Zechs didn’t really have to try any of it on; Howard was content to keeping it against his chest or back and making him stand in odd poses. Until he pulled out something made entirely of black leather from the far corner of his storage closet, got excited enough to make his old bones and creaking joints bounce, and all but stuffed Zechs (who was seeing flaming apples and flying porcupines by that time), into it, generously abusing his sudden spat of unnatural energy. He was very adamant about this outfit, going as far as taking a whole battery of pictures of Zechs in it (only one of which he used to bribe him with, strangely), but the carefully styled hair he insisted was an absolute must did not sit too well with the drugs in Zechs’s system.
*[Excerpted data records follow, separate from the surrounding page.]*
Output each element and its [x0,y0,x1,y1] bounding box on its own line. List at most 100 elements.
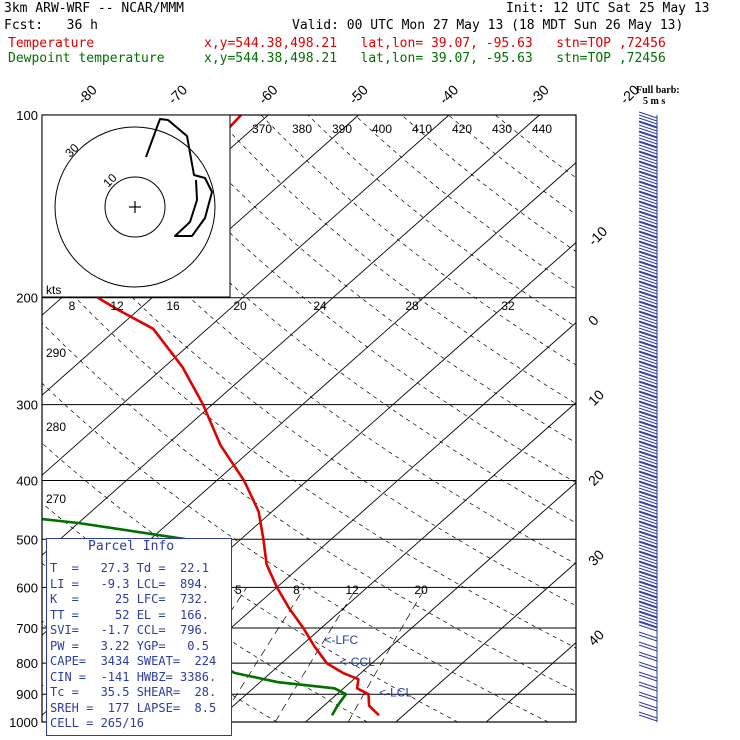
wind-barb [638,481,658,489]
wind-barb [638,117,658,125]
theta-label: 440 [532,122,552,136]
wind-barb [638,471,658,479]
wind-barb [638,140,658,148]
dry-adiabat [42,322,576,692]
wind-barb [638,407,658,415]
wind-barb [638,600,658,608]
wind-barb [638,134,658,142]
wind-barb [638,114,658,122]
wind-barb [638,614,658,622]
theta-label: 280 [46,420,66,434]
wind-barb [638,451,658,459]
wind-barb [638,357,658,365]
wind-barb [638,224,658,232]
wind-barb [638,404,658,412]
wind-barb [638,337,658,345]
wind-barb [638,177,658,185]
wind-barb [638,301,658,309]
mixing-ratio-line [219,587,305,722]
dry-adiabat [494,115,576,179]
wind-barb [638,531,658,539]
wind-barb [638,560,658,568]
hodograph-box [41,114,231,298]
wind-barb [638,420,658,428]
wind-barb [638,317,658,325]
wind-barb [638,341,658,349]
mixing-ratio-line [347,587,426,722]
wind-barb [638,327,658,335]
wind-barb [638,480,658,488]
wind-barb [638,260,658,268]
theta-label: 420 [452,122,472,136]
wind-barb [638,704,658,712]
isotherm-line [42,115,540,556]
mixing-ratio-label: 8 [293,583,300,597]
legend-dewpoint-info: x,y=544.38,498.21 lat,lon= 39.07, -95.63… [204,51,666,66]
wind-barb [638,360,658,368]
wind-barb [638,414,658,422]
wind-barb [638,537,658,545]
wind-barb [638,611,658,619]
wind-barb [638,217,658,225]
wind-barb [638,364,658,372]
theta-label: 370 [252,122,272,136]
wind-barb [638,204,658,212]
wind-barb [638,180,658,188]
wind-barb [638,221,658,229]
wind-barb [638,290,658,298]
wind-barb [638,380,658,388]
wind-barb [638,477,658,485]
wind-barb [638,304,658,312]
wind-barb [638,284,658,292]
wind-barb [638,157,658,165]
barb-legend-line1: Full barb: [636,85,680,96]
wind-barb [638,120,658,128]
wind-barb [638,510,658,518]
wind-barb [638,124,658,132]
speed-tick-label: 24 [313,299,327,313]
wind-barb [638,457,658,465]
wind-barb [638,237,658,245]
wind-barb [638,547,658,555]
wind-barb [638,211,658,219]
wind-barb [638,587,658,595]
wind-barb [638,160,658,168]
dry-adiabat [167,115,576,444]
wind-barb [638,541,658,549]
wind-barb [638,201,658,209]
dry-adiabat [307,115,576,328]
parcel-info-row: K = 25 LFC= 732. [50,592,209,606]
wind-barb [638,200,658,208]
wind-barb [638,240,658,248]
speed-tick-label: 20 [233,299,247,313]
parcel-info-row: T = 27.3 Td = 22.1 [50,561,209,575]
hodograph-unit: kts [46,283,61,297]
isotherm-label: 20 [585,466,607,488]
wind-barb [638,431,658,439]
wind-barb [638,184,658,192]
wind-barb [638,267,658,275]
wind-barb [638,191,658,199]
wind-barb [638,554,658,562]
isotherm-line [42,115,359,396]
theta-label: 270 [46,492,66,506]
pressure-tick-label: 800 [16,656,38,671]
dry-adiabat [0,115,6,722]
wind-barb [638,654,658,662]
isotherm-label: -50 [345,81,371,107]
wind-barb [638,340,658,348]
wind-barb [638,311,658,319]
pressure-tick-label: 100 [16,108,38,123]
wind-barb [638,501,658,509]
wind-barb [638,434,658,442]
theta-label: 410 [412,122,432,136]
isotherm-line [485,642,576,722]
legend-temperature-info: x,y=544.38,498.21 lat,lon= 39.07, -95.63… [204,36,666,51]
wind-barb [638,534,658,542]
wind-barb [638,484,658,492]
wind-barb [638,141,658,149]
pressure-tick-label: 200 [16,291,38,306]
wind-barb [638,437,658,445]
isotherm-line [305,482,576,722]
It became clear to Howard, too, after much faux arm wrestling and finger painting, that what he asked was simply physically impossible. But then he did have Zechs out of the suit and the suit back into the closet in record time.

"Well, Mister Billion and Six, I must admit. I’m always in for a challenge, but you’re making it rather hard on an old man. I only have two more pieces for you to try that are meant to be worn by men."

He held up two costumes that could not have been more different. One was dark red, big, robe-like and looked very sharp. Sharp enough to puncture the hull of an Empire class Fire Nation battle ship, leaving thousands to drown at sea. Because, it was so sharp. Haha. Ahem.

The other was a white three-piece suit with just enough silly details to stand out from all the millions of other three-piece suits worn across the globe and colonies day in day out, but modest enough to not give the wearer away as a total lunatic straight away.

The latter... called to him. It resonated with something inside his very soul.

Zechs pointed at a point three feet away from the hand in which Howard held the white suit. "Why didn’t you show me that one sooner?"

Howard’s nose wrinkled in distaste. "Eh, long story. Don’t tell me you want it?"

"But I do." Zechs said, crestfallen.

"I still have some dresses that might fit you? I could even rework some things if -"

"But I want that one." Zechs said with all the whininess of the seven-year-old he had been reduced to by the combined forces of plot and pot.

Howard could only sigh. He’d helped create this monster himself. There was no choice but to feed it. "Alright, alright. You can have it. But don’t blame me if random people turn around to glare at you in the streets."

And that’s how it happened. Or something like it, at least.

The only thing Zechs could remember with much clarity later on, was leaving. He was already wearing the suit, and years of concealing his features had habituated against frivolous physical self-scrutiny, so there was nothing to be done about that anymore. But one thing kept nagging at him even through his ill-thought out plans for the future and the massive hangover.

"How in the world did you get all those weird clothes?"

Howard’s answer came with a grin and a merry twinkle in his sunglasses. "I’m a salvager, kiddo. I salvage things, collect parts, and place them together in ways they weren’t originally meant to fit. But once I’m through with them, they do. Oh, you bet they do. And whoever said it could only be machines?"

 

PSAN: Cosplay is fun. I’ve done it. More people should do it. And more often. Seriously. :D

The bad jokes are entirely my own fault, but I blame the urge to make them on the flesh-eating plants of one mister Terry Pratchett.

I have nothing against Zechs’s outfit or Howard’s choice of clothing, by the way. But, well, see above. I was probably a little drunk on the aftereffects of his books.